Good correlation and agreement between the datasets did not permit evaluation of clinical accuracy of the data. Therefore, EGA, based on treatment goals, was performed to evaluate the usefulness and clinical accuracy of the glucose determinations (12). In this work, most of the data were in the acceptance area (A and B). However, and for each year, only a few values fell in zone D, which involved inaccurate therapeutic correction. Moreover, preprandial glycemia led more often to false therapeutic adjustment in 1989 than in 1999 because of the frequency of values that fell in zone D. Such data indicate the only advantage of the newer devices compared with the older ones, although this was not proven for higher levels of glycemia.

Finally, results from none of the years studied met the ADA’s accuracy goal of being within 5% of the laboratory reference value. This was not surprising and remains consistent with the most recent studies analyzing the performance of glucose meters (5,17,25,28).

Despite this modest but not significant improvement in the analytical area, we agree that the more recent meters allow minimization of user errors and, therefore, overall accuracy. Multiple factors that can interfere with glucose analysis, such as improper application, timing, and removal of excess blood, have been eliminated by advances in technology. Moreover, some authors showed that recent meters should reduce the total error, i.e., analytical and especially user error (7).
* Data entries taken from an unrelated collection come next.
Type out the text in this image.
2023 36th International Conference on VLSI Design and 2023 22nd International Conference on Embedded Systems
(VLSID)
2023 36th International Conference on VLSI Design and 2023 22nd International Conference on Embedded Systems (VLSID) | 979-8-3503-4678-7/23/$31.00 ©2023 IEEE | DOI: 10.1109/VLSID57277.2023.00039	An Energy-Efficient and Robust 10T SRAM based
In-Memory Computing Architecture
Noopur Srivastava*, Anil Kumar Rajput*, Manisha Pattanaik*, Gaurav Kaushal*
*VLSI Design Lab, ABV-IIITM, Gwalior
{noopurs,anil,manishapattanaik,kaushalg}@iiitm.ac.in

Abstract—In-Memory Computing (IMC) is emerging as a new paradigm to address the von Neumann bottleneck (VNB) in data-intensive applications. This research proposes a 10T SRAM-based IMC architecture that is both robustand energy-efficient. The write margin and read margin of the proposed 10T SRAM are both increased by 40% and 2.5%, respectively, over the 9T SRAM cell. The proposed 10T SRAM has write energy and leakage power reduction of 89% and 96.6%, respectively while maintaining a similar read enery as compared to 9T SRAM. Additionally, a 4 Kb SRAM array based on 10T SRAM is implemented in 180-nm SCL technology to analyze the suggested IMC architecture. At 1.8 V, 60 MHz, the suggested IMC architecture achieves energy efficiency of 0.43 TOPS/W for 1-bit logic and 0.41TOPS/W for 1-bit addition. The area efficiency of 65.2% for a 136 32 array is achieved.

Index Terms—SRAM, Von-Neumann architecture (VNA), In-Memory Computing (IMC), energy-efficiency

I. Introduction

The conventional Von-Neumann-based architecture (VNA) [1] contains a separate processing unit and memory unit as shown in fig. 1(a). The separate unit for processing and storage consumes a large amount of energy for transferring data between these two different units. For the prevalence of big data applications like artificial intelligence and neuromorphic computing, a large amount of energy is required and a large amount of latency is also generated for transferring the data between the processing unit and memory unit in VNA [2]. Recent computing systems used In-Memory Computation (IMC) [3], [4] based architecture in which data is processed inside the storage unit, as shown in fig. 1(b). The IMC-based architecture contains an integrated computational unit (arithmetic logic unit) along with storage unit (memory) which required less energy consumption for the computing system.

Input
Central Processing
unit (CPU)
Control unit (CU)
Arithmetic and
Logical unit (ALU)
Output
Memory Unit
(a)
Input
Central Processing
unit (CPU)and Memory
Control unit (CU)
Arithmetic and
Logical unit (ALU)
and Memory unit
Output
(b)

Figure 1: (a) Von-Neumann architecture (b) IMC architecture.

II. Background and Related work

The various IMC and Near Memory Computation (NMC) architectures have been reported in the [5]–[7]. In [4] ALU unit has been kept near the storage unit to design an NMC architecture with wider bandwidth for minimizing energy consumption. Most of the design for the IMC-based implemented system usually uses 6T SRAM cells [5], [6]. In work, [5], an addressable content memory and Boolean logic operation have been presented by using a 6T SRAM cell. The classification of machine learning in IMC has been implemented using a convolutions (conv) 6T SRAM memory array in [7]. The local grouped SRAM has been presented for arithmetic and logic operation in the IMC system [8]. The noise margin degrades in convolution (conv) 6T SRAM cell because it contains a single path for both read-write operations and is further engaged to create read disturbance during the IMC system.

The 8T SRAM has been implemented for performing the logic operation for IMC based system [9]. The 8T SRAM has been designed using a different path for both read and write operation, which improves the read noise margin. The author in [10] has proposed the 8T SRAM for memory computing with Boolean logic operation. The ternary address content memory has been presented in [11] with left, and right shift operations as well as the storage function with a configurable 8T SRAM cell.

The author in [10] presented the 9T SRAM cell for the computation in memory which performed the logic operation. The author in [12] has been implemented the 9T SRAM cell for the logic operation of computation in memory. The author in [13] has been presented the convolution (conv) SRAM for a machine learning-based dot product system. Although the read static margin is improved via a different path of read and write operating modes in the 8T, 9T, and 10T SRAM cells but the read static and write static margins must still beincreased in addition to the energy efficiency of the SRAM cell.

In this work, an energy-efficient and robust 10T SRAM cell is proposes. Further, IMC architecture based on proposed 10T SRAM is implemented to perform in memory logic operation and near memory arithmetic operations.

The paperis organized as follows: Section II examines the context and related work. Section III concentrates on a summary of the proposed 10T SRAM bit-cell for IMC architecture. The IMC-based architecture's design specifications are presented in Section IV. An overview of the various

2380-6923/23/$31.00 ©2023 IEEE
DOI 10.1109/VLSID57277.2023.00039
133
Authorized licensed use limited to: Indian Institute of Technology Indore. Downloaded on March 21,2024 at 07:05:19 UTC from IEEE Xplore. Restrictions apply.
In summary, our data showed that the accuracy of glucose meters was significantly decreased between 1990 and 1996 but that their performance recovered and slightly improved from 1997 to 1999 in comparison to the late 1980s. This improvement remained insufficient with regard to most of the official goals of meter performance. However, since our study includes some inaccuracies, similar longitudinal surveys taking into account the technological progress, as well as the calibration method of the newer glucose meters, appear necessary.

This article is dedicated to Professor Pierre Drouin, deceased 21 October 2002.